Ginsburg’s message that the ball is in Congress’ court on the protection of voting rights must be taken seriously if Democrats retake power in 2020. As I argued in Slate almost 2 years ago, there’s a whole bunch of things Congress could do if the Senate eliminated the filibuster for voting reform:

• Legislation restoring the pre-clearance provisions of the Voting Rights Act using a new coverage formula to satisfy the court’s standard in Shelby County.

• Legislation passed under Congress’ Article I powers to require states to establish independent redistricting commissions using neutral standards for the drawing of congressional district lines.

• Legislation admitting Puerto Rico and D.C. as states in the union, creating four more Senate seats and enfranchising millions of American voters.

• Legislation giving greater voting rights to American citizens living in U.S. territories.

• Legislation establishing automatic voter registration for congressional elections, complete with a national registration system that would both ensure that eligible people are registered to vote and that ineligible people are kept off the rolls.
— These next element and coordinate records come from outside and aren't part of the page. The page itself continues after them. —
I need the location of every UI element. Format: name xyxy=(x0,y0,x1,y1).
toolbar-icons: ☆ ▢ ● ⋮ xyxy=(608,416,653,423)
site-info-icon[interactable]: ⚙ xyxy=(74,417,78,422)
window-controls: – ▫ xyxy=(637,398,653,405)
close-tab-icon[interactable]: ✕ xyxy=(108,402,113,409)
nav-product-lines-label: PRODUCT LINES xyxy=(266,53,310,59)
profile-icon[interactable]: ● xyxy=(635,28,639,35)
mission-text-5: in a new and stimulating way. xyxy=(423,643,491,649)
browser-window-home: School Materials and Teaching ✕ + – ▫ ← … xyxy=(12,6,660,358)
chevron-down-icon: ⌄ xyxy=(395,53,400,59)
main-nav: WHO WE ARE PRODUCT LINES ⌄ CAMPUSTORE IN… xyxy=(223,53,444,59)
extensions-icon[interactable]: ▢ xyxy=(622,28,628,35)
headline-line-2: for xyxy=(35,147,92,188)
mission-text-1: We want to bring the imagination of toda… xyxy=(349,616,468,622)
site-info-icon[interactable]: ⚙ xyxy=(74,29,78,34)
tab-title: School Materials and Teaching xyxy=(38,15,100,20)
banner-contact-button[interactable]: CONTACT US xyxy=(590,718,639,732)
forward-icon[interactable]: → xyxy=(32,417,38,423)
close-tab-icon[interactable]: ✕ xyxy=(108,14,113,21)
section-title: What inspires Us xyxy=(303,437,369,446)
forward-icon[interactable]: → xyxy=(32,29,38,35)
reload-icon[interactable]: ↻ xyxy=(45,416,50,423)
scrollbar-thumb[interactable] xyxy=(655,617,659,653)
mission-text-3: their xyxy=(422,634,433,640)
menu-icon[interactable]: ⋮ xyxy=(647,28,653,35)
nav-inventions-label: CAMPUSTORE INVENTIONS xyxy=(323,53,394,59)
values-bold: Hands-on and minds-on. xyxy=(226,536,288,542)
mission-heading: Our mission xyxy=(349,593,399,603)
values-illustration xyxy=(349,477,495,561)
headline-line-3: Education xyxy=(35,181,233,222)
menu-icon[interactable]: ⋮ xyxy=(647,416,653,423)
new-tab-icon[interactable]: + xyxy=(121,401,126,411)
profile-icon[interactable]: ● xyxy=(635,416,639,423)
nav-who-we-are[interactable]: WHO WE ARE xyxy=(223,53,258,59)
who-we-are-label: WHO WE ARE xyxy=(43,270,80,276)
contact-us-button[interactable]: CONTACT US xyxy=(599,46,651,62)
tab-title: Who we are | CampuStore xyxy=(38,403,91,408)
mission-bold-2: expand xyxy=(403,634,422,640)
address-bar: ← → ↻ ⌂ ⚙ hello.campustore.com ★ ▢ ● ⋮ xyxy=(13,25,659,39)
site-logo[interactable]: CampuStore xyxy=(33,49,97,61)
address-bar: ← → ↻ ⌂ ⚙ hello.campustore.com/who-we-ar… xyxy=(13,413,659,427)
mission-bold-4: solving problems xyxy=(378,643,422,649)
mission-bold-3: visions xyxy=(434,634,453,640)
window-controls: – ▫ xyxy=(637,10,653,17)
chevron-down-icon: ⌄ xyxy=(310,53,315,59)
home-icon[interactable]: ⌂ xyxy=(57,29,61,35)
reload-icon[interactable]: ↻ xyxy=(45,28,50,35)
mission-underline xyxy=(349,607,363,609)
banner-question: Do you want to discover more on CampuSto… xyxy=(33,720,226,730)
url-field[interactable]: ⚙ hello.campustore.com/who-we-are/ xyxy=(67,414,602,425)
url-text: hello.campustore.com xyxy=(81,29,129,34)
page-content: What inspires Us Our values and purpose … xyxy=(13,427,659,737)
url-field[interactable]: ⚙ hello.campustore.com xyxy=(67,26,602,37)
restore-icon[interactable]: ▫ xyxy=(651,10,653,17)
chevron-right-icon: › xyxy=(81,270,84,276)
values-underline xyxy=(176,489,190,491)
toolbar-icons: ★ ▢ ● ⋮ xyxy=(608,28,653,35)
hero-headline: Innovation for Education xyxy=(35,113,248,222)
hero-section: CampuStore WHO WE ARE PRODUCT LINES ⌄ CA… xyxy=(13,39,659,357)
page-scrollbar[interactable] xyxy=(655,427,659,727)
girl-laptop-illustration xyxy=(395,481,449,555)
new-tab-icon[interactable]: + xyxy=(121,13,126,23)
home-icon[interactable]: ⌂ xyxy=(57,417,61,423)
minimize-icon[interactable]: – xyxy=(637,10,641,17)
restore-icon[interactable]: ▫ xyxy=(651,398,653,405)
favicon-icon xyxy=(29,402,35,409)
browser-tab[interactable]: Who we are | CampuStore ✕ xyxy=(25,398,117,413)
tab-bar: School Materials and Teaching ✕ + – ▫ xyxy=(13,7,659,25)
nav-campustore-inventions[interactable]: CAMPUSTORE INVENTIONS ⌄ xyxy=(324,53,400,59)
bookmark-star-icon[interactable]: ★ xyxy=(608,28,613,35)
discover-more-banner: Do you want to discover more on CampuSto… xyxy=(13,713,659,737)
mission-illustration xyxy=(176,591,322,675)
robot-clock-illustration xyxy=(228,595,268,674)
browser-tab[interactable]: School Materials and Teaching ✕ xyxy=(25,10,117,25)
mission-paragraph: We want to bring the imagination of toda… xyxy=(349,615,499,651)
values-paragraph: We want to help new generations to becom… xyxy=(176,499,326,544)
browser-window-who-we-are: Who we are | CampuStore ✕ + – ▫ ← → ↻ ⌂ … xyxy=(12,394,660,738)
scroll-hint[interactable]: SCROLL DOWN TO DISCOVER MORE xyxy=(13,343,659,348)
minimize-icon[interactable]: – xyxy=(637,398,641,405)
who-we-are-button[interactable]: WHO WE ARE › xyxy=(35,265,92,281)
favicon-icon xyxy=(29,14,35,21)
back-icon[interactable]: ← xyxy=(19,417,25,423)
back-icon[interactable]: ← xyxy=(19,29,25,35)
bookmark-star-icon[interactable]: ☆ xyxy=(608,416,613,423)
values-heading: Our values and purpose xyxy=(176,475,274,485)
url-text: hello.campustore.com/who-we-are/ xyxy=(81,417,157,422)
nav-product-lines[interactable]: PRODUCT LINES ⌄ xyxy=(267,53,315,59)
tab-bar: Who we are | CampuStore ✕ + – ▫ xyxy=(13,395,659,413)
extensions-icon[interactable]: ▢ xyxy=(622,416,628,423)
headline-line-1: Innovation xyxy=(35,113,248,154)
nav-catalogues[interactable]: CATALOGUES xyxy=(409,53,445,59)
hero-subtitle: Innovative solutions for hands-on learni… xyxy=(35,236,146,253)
• Legislation establishing generous public financing for elections (perhaps through the use of campaign finance vouchers), barring foreign interference in U.S. elections, requiring greater transparency in political giving, and limiting contributions to independent groups like super PACs.

Over the past several years, Ginsburg surely saw that it was increasingly going to fall to Congress to protect voting rights because the Supreme Court simply would not. In one of her last dissents earlier this year, Ginsburg lamented the decision of the Supreme Court majority not to extend the time for Wisconsin voters to return absentee mail ballots during the April 7 primary conducted in the midst of a pandemic: “Either they will have to brave the polls, endangering their own and others’ safety. Or they will lose their right to vote, through no fault of their own,” she wrote. “That is a matter of utmost importance—to the constitutional rights of Wisconsin’s citizens, the integrity of the State’s election process, and in this most extraordinary time, the health of the Nation.”

The Wisconsin case shows that we cannot trust the states to adequately protect voting rights. But it also shows another impediment to reform: The Supreme Court has already shown itself unwilling to be the voting rights champion Ginsburg urged. And in Shelby County, it took a narrow view of congressional power to protect voting rights.

If a new Democratic Congress and president go big and bold on voting rights, the big question will be whether the Supreme Court will rule against those protections. The court could say, as it did in Shelby, that Congress is exceeding its powers to enforce the voting rights amendments. It might block a revived Voting Rights Act that the country so desperately needs. And a court with another conservative justice would be even more likely to do that.

If the Supreme Court kills voting reform, a movement to amend the Constitution so as to provide affirmative protection for the right to vote, or changes to the composition of the Supreme Court itself, may be the only ways to fully protect voting rights in the way Ginsburg envisioned and the Constitution demands.